Ms. Doiron, who teaches at Parkview High School in Sterling, Va., said her experience in the F-35 simulator helped reinforce that her students need opportunities to actively try different solutions to problems, even if they sometimes fail. “Kids are used to working to get the right answer,” she said. “But in doing science, nine times out of 10, you get the wrong answer, but it teaches you how to think.”

Although the GWTIP program was piloted in 2009 with primarily STEM (science, technology, engineering and mathematics) educators, industry partners later requested that the program also include English and language arts educators, said Nicole Kezmarsky, who teaches calculus at Loudoun County High School and has participated in the program since its inception. As a “mentor teacher” this summer, Ms. Kezmarsky helped newcomers get the most out of their site visits. “Businesses have started using the acronym STEAM instead of STEM because they want to incorporate language arts,” she explained. “When they hire, they want people who are good communicators.”
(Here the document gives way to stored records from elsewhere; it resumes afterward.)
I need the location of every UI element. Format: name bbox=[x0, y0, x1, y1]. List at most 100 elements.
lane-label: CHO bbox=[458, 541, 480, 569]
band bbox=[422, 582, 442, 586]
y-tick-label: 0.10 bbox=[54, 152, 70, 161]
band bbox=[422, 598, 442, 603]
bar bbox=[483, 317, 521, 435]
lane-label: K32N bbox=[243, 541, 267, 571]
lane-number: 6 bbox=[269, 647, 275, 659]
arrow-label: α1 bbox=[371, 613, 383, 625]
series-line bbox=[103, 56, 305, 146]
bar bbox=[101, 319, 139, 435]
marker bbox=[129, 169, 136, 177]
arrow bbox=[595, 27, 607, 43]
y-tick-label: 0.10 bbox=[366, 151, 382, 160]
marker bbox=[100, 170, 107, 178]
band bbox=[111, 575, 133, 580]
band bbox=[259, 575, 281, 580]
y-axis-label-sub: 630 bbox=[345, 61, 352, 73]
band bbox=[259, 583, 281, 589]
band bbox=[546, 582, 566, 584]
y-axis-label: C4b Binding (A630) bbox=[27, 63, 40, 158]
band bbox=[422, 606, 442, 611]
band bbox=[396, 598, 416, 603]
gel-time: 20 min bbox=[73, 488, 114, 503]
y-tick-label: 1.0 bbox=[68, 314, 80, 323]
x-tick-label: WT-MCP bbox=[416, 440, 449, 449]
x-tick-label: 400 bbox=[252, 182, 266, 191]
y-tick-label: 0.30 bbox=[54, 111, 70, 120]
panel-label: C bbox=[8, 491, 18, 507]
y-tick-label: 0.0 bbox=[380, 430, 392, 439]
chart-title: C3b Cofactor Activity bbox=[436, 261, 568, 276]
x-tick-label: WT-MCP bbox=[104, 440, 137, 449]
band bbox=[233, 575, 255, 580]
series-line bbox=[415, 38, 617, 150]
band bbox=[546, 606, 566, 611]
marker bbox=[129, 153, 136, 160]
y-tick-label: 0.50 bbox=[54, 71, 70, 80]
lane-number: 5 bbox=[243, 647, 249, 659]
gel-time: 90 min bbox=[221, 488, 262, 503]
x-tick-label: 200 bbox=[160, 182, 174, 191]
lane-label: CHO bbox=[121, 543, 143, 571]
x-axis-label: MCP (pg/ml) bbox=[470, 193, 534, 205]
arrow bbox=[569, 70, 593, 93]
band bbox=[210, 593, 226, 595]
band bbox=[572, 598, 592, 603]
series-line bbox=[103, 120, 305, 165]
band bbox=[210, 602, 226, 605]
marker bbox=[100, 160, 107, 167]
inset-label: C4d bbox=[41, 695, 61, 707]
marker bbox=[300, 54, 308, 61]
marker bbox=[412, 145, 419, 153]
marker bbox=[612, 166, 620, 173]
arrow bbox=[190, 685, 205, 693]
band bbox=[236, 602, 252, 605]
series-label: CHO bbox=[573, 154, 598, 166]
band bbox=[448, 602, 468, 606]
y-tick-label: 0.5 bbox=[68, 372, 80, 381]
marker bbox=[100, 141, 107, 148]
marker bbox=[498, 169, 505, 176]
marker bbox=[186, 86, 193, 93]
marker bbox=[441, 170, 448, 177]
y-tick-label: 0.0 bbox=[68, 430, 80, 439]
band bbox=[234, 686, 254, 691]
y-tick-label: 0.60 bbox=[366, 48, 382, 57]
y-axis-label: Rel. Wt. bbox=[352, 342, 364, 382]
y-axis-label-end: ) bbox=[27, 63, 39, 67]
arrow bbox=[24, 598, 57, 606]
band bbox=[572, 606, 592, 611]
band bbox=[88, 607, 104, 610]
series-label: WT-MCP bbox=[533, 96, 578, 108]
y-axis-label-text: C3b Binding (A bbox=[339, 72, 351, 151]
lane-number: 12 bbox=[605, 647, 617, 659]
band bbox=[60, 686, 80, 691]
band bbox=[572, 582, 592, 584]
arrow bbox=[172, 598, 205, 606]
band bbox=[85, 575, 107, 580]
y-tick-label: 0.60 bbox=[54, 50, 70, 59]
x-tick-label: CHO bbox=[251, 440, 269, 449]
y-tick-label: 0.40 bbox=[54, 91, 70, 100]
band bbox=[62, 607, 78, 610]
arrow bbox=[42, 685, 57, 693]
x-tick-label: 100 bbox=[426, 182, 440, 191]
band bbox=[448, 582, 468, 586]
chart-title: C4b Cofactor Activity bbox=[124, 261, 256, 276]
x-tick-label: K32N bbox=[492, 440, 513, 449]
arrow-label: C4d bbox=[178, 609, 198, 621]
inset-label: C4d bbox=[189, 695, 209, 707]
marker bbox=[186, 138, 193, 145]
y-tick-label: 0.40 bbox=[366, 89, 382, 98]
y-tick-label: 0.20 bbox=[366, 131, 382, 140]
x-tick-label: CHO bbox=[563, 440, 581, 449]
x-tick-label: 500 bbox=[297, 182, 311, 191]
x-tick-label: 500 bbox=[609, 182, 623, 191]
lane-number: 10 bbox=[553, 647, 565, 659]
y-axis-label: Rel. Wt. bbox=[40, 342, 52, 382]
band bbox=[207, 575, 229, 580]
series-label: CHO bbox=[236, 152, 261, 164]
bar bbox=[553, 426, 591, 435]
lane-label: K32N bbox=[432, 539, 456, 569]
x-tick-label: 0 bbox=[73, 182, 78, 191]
For Paulette Garner, a language arts teacher at Parkside Middle School in Manassas, Va., a GWTIP program externship with Dulles International Airport provided valuable industry contacts for one of her classroom assignments: writing a business letter. “For my students, something as simple as knowing when to switch from casual to formal style is important,” she said. Employees from Dulles volunteered to exchange letters with Ms. Garner’s eighth-grade students, and some have even offered to come to her classroom to talk about on-the-job communication. “Oral communication is huge in my classroom—it’s one of the standards of learning. The contacts we’re developing through this program are wonderful,” she said.

Ms. Kezmarsky said that both she and her students benefit from her participation in GWTIP. Employees from network security firm Telos came to her classroom last year to talk about real-world math applications, for example. “In this program, you see the ways people use the skills the kids really need to know. I teach AP calculus, so these students are our future engineers.”

And as a teacher, she enjoys the exposure to new technology and the collaboration with educators in other fields. “This is the best professional development experience I could have dreamed of,” she said. “It keeps my ideas fresh.”